Baird made her conclusory averments about what the law allows with the text of the law up the presentation screen on the wall of the meeting room. Notably, none of the four Legislative Committee committee members present asked Baird if PSTA’s General Counsel had opined on the meaning of the law. Even with the law up on the screen, they had no questions about the law, choosing instead to accept a legal opinion from a marketeer.
The committee members present who failed to provide oversight for the taxpayers on the bus wrap action item are Oldsmar Mayor Dan Saracki, St. Petersburg City Council member Gina Driscoll, Clearwater City Council member David Albritton and Dunedin City Commissioner Jeff Gow.
The word “marketeer” sounds a bit like the word “musketeer.” Apparently, “marketeer” also sounds like the word “attorney” to some elected officials on the PSTA board.
Neither Saracki, Driscoll, Gow or Albritton are themselves attorneys, but they have all been elected officials for more than five years each. They all know, or should know, that legal opinions must come from an agency’s general counsel — not its marketing staff.
“I am a supporter of Greenlight Pinellas because we desperately need to upgrade our public transportation,” Albritton wrote in an email to this reporter in February, 2014. Greenlight Pinellas was a sales tax hike to fund light rail in Pinellas County.
Albritton is a registered Republican, yet supported this regressive tax hike. Voters resoundingly rejected it with 62% NO in November of that year.
“You will not convince me to denounce Greenlight Pinellas,” Albritton wrote in that email in 2014. Albritton did not support Chaney’s bill to reform PSTA.
Albritton is regularly quoted in pay-for-play media such a 83 Degrees, St.
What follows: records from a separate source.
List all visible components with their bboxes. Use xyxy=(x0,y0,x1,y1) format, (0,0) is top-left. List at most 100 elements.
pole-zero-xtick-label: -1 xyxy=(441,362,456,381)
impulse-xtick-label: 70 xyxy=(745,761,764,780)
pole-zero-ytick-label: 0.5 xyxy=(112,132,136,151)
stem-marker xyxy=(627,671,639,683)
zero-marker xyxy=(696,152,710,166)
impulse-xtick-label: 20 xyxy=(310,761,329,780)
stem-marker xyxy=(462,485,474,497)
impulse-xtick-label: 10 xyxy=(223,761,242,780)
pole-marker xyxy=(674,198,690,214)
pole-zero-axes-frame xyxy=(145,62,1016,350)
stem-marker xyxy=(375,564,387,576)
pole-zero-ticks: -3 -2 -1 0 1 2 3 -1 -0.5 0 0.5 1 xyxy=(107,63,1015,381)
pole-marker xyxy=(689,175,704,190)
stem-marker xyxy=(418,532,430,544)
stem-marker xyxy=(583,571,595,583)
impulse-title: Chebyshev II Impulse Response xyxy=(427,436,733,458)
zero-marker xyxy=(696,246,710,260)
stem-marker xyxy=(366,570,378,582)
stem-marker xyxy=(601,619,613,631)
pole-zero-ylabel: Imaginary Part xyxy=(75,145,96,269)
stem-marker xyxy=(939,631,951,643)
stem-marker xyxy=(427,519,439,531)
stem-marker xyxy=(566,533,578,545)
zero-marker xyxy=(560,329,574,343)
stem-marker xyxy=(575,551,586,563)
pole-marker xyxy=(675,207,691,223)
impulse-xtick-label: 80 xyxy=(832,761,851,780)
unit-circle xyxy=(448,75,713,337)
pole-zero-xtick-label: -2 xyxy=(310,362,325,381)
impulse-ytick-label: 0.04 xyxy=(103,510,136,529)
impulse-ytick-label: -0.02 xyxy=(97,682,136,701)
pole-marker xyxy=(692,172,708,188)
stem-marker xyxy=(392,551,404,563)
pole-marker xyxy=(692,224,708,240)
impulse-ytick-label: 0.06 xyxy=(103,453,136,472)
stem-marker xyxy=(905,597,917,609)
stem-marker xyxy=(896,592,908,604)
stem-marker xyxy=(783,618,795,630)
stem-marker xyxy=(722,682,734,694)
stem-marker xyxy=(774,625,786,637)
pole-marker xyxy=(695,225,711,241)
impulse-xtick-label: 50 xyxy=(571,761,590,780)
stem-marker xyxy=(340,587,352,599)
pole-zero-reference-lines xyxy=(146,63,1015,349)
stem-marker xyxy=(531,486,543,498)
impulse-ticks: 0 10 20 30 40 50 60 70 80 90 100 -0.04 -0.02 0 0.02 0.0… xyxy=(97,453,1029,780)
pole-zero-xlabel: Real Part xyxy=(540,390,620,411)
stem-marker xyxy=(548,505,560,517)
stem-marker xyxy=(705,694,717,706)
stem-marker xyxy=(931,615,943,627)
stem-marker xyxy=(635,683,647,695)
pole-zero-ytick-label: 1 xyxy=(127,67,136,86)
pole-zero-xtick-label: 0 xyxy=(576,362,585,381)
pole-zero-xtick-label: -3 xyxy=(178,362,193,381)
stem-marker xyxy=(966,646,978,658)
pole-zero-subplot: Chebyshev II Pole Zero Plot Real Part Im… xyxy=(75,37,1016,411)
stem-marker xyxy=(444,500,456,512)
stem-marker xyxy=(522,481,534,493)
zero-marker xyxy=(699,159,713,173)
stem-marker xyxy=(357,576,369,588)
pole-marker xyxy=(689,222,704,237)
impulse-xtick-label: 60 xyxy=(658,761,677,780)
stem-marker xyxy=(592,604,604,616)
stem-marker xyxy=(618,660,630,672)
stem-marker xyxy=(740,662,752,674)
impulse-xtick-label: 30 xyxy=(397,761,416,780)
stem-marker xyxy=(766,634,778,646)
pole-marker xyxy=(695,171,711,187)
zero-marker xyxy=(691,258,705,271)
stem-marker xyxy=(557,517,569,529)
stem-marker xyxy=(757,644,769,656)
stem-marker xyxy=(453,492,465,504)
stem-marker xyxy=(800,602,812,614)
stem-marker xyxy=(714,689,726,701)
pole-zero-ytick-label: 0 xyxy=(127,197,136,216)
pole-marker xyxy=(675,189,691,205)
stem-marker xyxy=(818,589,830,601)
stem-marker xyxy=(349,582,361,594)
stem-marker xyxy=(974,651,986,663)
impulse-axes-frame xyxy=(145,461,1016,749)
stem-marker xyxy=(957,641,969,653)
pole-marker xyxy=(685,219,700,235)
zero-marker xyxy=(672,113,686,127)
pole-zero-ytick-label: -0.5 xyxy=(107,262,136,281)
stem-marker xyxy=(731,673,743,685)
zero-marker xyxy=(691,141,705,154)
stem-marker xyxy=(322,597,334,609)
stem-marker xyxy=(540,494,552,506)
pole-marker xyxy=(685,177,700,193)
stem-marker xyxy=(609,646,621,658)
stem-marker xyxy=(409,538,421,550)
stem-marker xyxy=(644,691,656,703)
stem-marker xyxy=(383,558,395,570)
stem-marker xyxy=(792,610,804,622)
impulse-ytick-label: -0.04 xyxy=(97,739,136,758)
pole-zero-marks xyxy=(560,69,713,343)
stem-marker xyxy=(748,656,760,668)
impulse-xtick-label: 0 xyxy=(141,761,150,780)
Pete Catalyst and I Love the Burg making statements supportive of PSTA.
PSTA’s website states that “the mission of the PSTA Legislative Committee is to advise the full PSTA Board of Directors of the official positions of the local, state, and federal entities concerning legislative matters pertaining to the operations, development, and funding of PSTA” (bold-facing added).
Despite this mission statement, when the legislative matter of bus wraps came before the committee, the committee members acted more like clapping seals rather than “advising the full PSTA board” of the “official position” of the Florida State Legislature.
“PSTA is no longer about transit,” said Barb Haselden, a local activist who led the No Tax For Tracks effort in 2014 to defeat the Greenlight Pinellas tax hike.
“PSTA takes traffic lanes against the will of the people, thereby causing traffic congestion,” Haselden said. “PSTA has become the vehicle by which elected officials allow developers to make obscene profits while densifying and permanently ruining our county.”
“They don’t have to deal with the crime and grime their actions cause,” Haselden added. “PSTA is very far from its mission to provide transportation to the less than 1.5% of Pinellas residents who choose to use it on any given day. This bus wrap flap is just more proof of their arrogance. Shame on PSTA for their manipulation.”
Should PSTA be reformed? Can it be reformed? Or should it be shut down and its services contracted out?